It was over a year ago when we first heard about solvency issues of the Austrian bank Hypo Alpe Adria. Six months and price of bonds dropped by half and the institution itself became bankrupt with 7.6 bn EUR deficit. You can point fingers and shift the blame but let us take a closer look at this patient and define the ‘cause of death’ which is more and more common these days.
Hypo Alpe Adria’s bonds were secured by government and thanks to guarantees of politicians bankers continue to lend money on even riskier conditions. Analysis of banker’s mind is simple: our gains, your losses. As long as the economy is growing, risking pays off. Speculation is a very profitable business and managers are kindly rewarded for providing great numbers for shareholders.
When the economy doesn’t perform that well potential risk materialises and the situation starts to look grim. Credits are not repaid and bank’s profits are slashed. Who cares when the government is the guarantor of our balance sheets? Until losses are bigger than the budget of the whole province.
Bail-in – designed shut down
Facing 7.6 bn EUR deficit – triple the budget of Carinthia – politicians refused to be responsible for repaying this sum. Austrian financial markets supervisory body could push this obligation onto Vienna but due to the amount of the deficit, the idea hasn’t received much acceptance.
To regain control over situation some sort of plan had to be implemented. The well known bail-in procedure, attested by the EU in the European Recovery and Resolution Directive, came in handy.
According to the EU law all individual clients’ obligations were cancelled and whatever was left of 7.6 bn EUR was paid from preferential clients – mostly financial institutions. Assets of shareholders and bondholders were seized. ‘Fortunately’, losses were small enough to be covered from those sources and depositors were untouched.
Clients with their savings had luck this time. The situation could be dramatically different when we hear news about more banks going bankrupt and equities of the whole sector plummeting. Investor’s capital may not be enough to cover even small deficit which can threaten the stability of any institution.
Restructuration plan of Hypo Alpe looks like this:
a) 100% bail-in for all subordinated liabilities
Subordinated liabilities are not secured in any way and have at least 5 years since creation under their belt. This is the first group to be taken from when assets are being confiscated and the last one to be paid their money back then it comes to bankruptcy proceedings. In fact, everyone who had long-term, unsecured bank bonds lost 100% of their capital.
b) 54% bail-in for preferential liabilities
Preference is derived from the status of the preferential creditor. They are higher in the hierarchy than subordinated liabilities. This classification is a result of specific contracts between institutions that own preferential assets.
Owners of preferential bonds lost over 50% of their capital
c) The cancellation of all interest payments from 1st March 2015
Anyone having a deposit will not receive any interest from this date. This is not a problem since hardly any deposit is paying any money. Be grateful that you are getting your money back!

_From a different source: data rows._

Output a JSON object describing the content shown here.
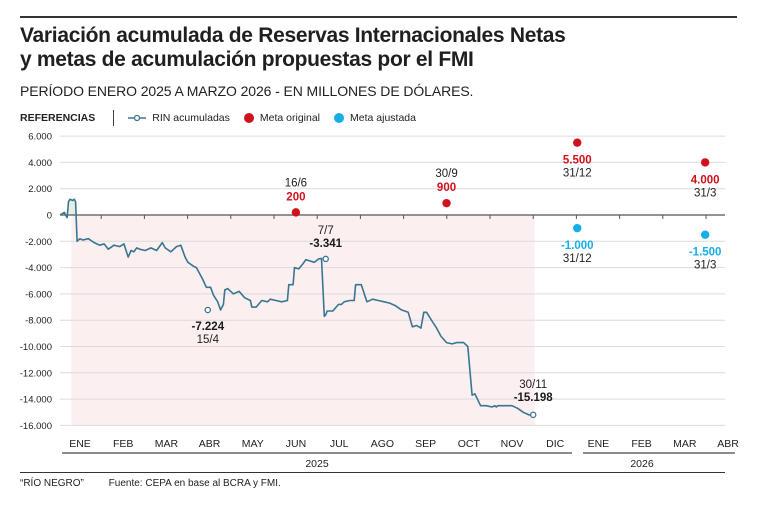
{
  "header": {
    "title_line1": "Variación acumulada de Reservas Internacionales Netas",
    "title_line2": "y metas de acumulación propuestas por el FMI",
    "subtitle": "PERÍODO ENERO 2025 A MARZO 2026 - EN MILLONES DE DÓLARES."
  },
  "legend": {
    "title": "REFERENCIAS",
    "items": [
      {
        "label": "RIN acumuladas",
        "icon": "line-marker-icon",
        "color": "#3a7691"
      },
      {
        "label": "Meta original",
        "icon": "red-dot-icon",
        "color": "#d0111b"
      },
      {
        "label": "Meta ajustada",
        "icon": "blue-dot-icon",
        "color": "#17aee8"
      }
    ]
  },
  "footer": {
    "credit": "“RÍO NEGRO”",
    "source": "Fuente: CEPA en base al BCRA y FMI."
  },
  "chart_data": {
    "type": "line",
    "title": "Variación acumulada de Reservas Internacionales Netas y metas de acumulación propuestas por el FMI",
    "subtitle": "PERÍODO ENERO 2025 A MARZO 2026 - EN MILLONES DE DÓLARES.",
    "xlabel": "",
    "ylabel": "",
    "ylim": [
      -16000,
      6000
    ],
    "yticks": [
      6000,
      4000,
      2000,
      0,
      -2000,
      -4000,
      -6000,
      -8000,
      -10000,
      -12000,
      -14000,
      -16000
    ],
    "ytick_labels": [
      "6.000",
      "4.000",
      "2.000",
      "0",
      "-2.000",
      "-4.000",
      "-6.000",
      "-8.000",
      "-10.000",
      "-12.000",
      "-14.000",
      "-16.000"
    ],
    "x_months": [
      "ENE",
      "FEB",
      "MAR",
      "ABR",
      "MAY",
      "JUN",
      "JUL",
      "AGO",
      "SEP",
      "OCT",
      "NOV",
      "DIC",
      "ENE",
      "FEB",
      "MAR",
      "ABR"
    ],
    "x_years": [
      {
        "label": "2025",
        "months": [
          0,
          11
        ]
      },
      {
        "label": "2026",
        "months": [
          12,
          15
        ]
      }
    ],
    "grid": true,
    "legend_position": "top-left",
    "series": [
      {
        "name": "RIN acumuladas",
        "color": "#3a7691",
        "x_day": [
          0,
          3,
          5,
          6,
          7,
          9,
          10,
          11,
          12,
          14,
          16,
          20,
          24,
          28,
          31,
          34,
          38,
          42,
          45,
          48,
          50,
          52,
          54,
          56,
          60,
          64,
          68,
          72,
          74,
          78,
          82,
          85,
          88,
          90,
          94,
          96,
          100,
          103,
          106,
          108,
          111,
          113,
          115,
          116,
          118,
          122,
          126,
          130,
          134,
          135,
          138,
          142,
          146,
          148,
          152,
          156,
          160,
          161,
          164,
          165,
          168,
          171,
          173,
          176,
          179,
          182,
          184,
          186,
          187,
          188,
          192,
          196,
          198,
          200,
          204,
          207,
          208,
          212,
          216,
          220,
          224,
          228,
          232,
          236,
          240,
          245,
          248,
          251,
          254,
          256,
          258,
          262,
          265,
          268,
          272,
          276,
          279,
          282,
          284,
          287,
          290,
          292,
          296,
          300,
          304,
          306,
          307,
          308,
          310,
          314,
          318,
          322,
          326,
          330,
          333,
          334
        ],
        "values": [
          0,
          200,
          -200,
          1000,
          1200,
          1100,
          1200,
          1000,
          -2000,
          -1800,
          -1900,
          -1800,
          -2100,
          -2300,
          -2200,
          -2600,
          -2300,
          -2400,
          -2200,
          -3200,
          -2700,
          -2800,
          -2500,
          -2600,
          -2700,
          -2500,
          -2700,
          -2100,
          -2500,
          -2800,
          -2400,
          -2300,
          -3200,
          -3600,
          -3900,
          -4000,
          -4800,
          -5500,
          -5500,
          -6100,
          -6600,
          -7224,
          -6800,
          -5700,
          -5600,
          -6000,
          -5800,
          -6300,
          -6500,
          -7000,
          -7000,
          -6500,
          -6600,
          -6400,
          -6500,
          -6600,
          -6500,
          -5300,
          -5300,
          -4000,
          -4100,
          -3700,
          -3400,
          -3500,
          -3600,
          -3341,
          -3300,
          -7700,
          -7600,
          -7300,
          -7300,
          -6800,
          -6800,
          -6600,
          -6500,
          -6500,
          -5300,
          -5300,
          -6600,
          -6400,
          -6500,
          -6600,
          -6700,
          -6900,
          -7200,
          -7400,
          -8500,
          -8400,
          -8600,
          -7400,
          -7400,
          -8100,
          -8600,
          -9200,
          -9700,
          -9800,
          -9700,
          -9700,
          -9700,
          -10000,
          -13700,
          -13600,
          -14500,
          -14500,
          -14600,
          -14500,
          -14600,
          -14500,
          -14500,
          -14500,
          -14500,
          -14700,
          -15000,
          -15198,
          -15198,
          -15198
        ]
      },
      {
        "name": "Meta original",
        "color": "#d0111b",
        "points": [
          {
            "date": "16/6",
            "value": 200,
            "label": "200"
          },
          {
            "date": "30/9",
            "value": 900,
            "label": "900"
          },
          {
            "date": "31/12",
            "value": 5500,
            "label": "5.500"
          },
          {
            "date": "31/3",
            "value": 4000,
            "label": "4.000"
          }
        ]
      },
      {
        "name": "Meta ajustada",
        "color": "#17aee8",
        "points": [
          {
            "date": "31/12",
            "value": -1000,
            "label": "-1.000"
          },
          {
            "date": "31/3",
            "value": -1500,
            "label": "-1.500"
          }
        ]
      }
    ],
    "annotations": [
      {
        "date": "15/4",
        "value": -7224,
        "label": "-7.224"
      },
      {
        "date": "7/7",
        "value": -3341,
        "label": "-3.341"
      },
      {
        "date": "30/11",
        "value": -15198,
        "label": "-15.198"
      }
    ],
    "shaded_region": {
      "from": "ENE 2025",
      "to": "30/11",
      "meaning": "below zero"
    }
  }
}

d) Postponing all maturing liabilities to 31st December 2023
Putting off your liabilities until 2023 is basically an escape from your obligations. Bank is given 7 years during which its assets cannot be sold. This will result in devaluation of the debt held by investors. Clever move and it is not the last time we are going to watch it especially when economic crisis unravels. Printing money to cover a welfare state cause inflation to soar and this in turn significantly lowers the real value of debt in EUR.
Postponing the problem of liabilities vis-à-vis shareholders and bondholders for 7 years lowers the value of those payments thanks to inflation too. Bank will get away from its creditors paying their dues with worthless currency.

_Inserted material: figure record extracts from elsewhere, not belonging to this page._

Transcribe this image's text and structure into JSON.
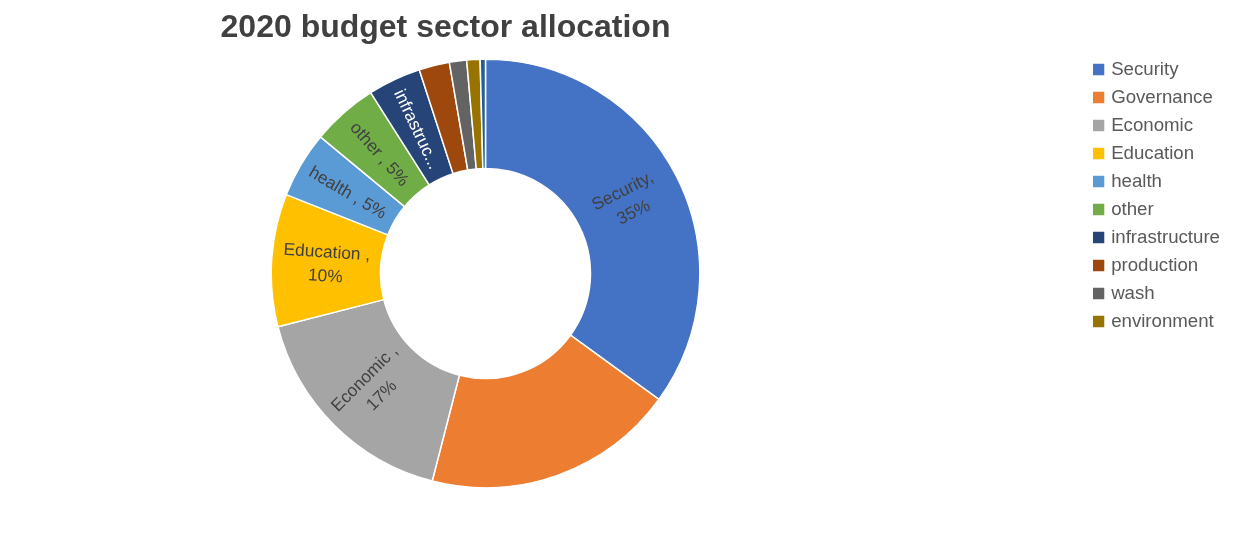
{
  "chart_data": {
    "type": "donut",
    "title": "2020 budget sector allocation",
    "categories": [
      "Security",
      "Governance",
      "Economic",
      "Education",
      "health",
      "other",
      "infrastructure",
      "production",
      "wash",
      "environment",
      null
    ],
    "values": [
      35,
      19,
      17,
      10,
      5,
      5,
      4,
      2.3,
      1.3,
      1,
      0.4
    ],
    "colors": [
      "#4472c4",
      "#ed7d31",
      "#a5a5a5",
      "#ffc000",
      "#5b9bd5",
      "#70ad47",
      "#264478",
      "#9e480e",
      "#636363",
      "#997300",
      "#255e91"
    ],
    "value_labels": [
      "Security,\n35%",
      null,
      "Economic ,\n17%",
      "Education ,\n10%",
      "health , 5%",
      "other , 5%",
      "infrastruc...",
      null,
      null,
      null,
      null
    ],
    "legend": "right"
  }
}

The case of Hypo Alpe Adria is very important. It shows how the system we have works and what we can expect from it. Apart from the destruction of banks’ balances and the tempo in which situation escalates, we can observe how politicians act. Carinthia was a guarantor of 10.2 bn EUR. Amount impossible to stomach for the province with the budget of 20% this sum.
To show the scale of what I’m talking about: Poland – country with population 4 times of Austria – has its Banking Guarantee Fund (created to be used during situation similar to Hypo Alpe Adria) amounts only to 1/3 of Austria’s bank liabilities.
Now I encourage you to check whether banking sector in your country gives you any guarantees and for how long you will be waiting until your money comes back to you. In Poland it's 20 days (BGF data) but what stands in the way to use the solution of Hypo Alpe Adria? Delay payments for a year or seven? How much your money will be worth then?